National awareness of sexual harassment in the workplace continues to dominate political attention, as two recent stories suggest.
Labour leader Jeremy Corbyn has pledged to crack down on what he referred to as the “scourge” of sexual harassment during a speech to a recent union conference. Mr Corbyn is also promoting a ban on non-disclosure agreements in settlements of claims for sexual harassment.
Corbyn has also stated that under a Labour government, he would make it compulsory for bosses to reveal their anti-harassment policies. The party will also be looking to double the time frame for how long after an incident that an employment tribunal could be brought.
The House of Commons women and equalities select committee have also been told by employment specialists that the limit for the pursuit of sexual harassment claims is too short.
As with most claims to the Employment Tribunal, claims for sexual harassment generally have to be brought within three months of the act complained of. However, claimants’ representatives have argued that this time frame is too short when considering the difficult position victims of sexual harassment find themselves in before turning to consider the pursuit of legal action.
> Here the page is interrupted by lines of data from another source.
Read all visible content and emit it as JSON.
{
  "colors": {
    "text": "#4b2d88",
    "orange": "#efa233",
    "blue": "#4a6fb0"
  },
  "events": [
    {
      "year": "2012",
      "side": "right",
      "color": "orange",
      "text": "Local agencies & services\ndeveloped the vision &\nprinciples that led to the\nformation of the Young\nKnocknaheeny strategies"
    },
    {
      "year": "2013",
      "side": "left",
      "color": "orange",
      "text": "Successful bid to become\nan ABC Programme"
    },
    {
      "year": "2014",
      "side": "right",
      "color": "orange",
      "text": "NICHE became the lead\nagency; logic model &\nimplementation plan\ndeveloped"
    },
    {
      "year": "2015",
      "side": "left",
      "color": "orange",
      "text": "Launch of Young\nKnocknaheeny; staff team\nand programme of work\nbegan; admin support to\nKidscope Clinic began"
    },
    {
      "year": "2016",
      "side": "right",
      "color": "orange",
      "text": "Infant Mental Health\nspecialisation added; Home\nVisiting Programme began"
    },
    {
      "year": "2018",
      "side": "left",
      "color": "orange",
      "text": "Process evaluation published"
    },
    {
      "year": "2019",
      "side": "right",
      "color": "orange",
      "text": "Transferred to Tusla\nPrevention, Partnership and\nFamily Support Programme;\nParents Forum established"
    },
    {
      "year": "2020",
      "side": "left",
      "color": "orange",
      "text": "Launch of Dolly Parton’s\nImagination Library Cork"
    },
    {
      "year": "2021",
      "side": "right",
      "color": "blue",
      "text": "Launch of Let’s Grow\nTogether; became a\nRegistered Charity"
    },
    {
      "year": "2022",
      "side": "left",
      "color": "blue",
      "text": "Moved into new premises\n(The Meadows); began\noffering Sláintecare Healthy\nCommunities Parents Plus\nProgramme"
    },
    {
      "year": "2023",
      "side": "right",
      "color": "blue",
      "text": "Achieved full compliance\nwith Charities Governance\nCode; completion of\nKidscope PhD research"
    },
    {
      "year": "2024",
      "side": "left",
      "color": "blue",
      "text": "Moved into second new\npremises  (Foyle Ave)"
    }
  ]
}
The Free Representation Unit, a charity that supports people who are eligible for legal aid, argued that that the time limit is “bizarrely short” compared to other civil justice areas, such as breach of contract claims and personal injury.
Whilst it may be no surprise for a Labour leader to promote the interests of workers, few would disagree that the recent flood of stories regarding sexual harassment in various industries is worthy of concern for society as a whole.
It remains to be seen whether the building pressure on politicians to act on sexual harassment in employment will lead to significant amendments to legislation (such as increasing time limits for claims), but what is clear is that employers should not ignore the dangers of sexual harassment in their organisations.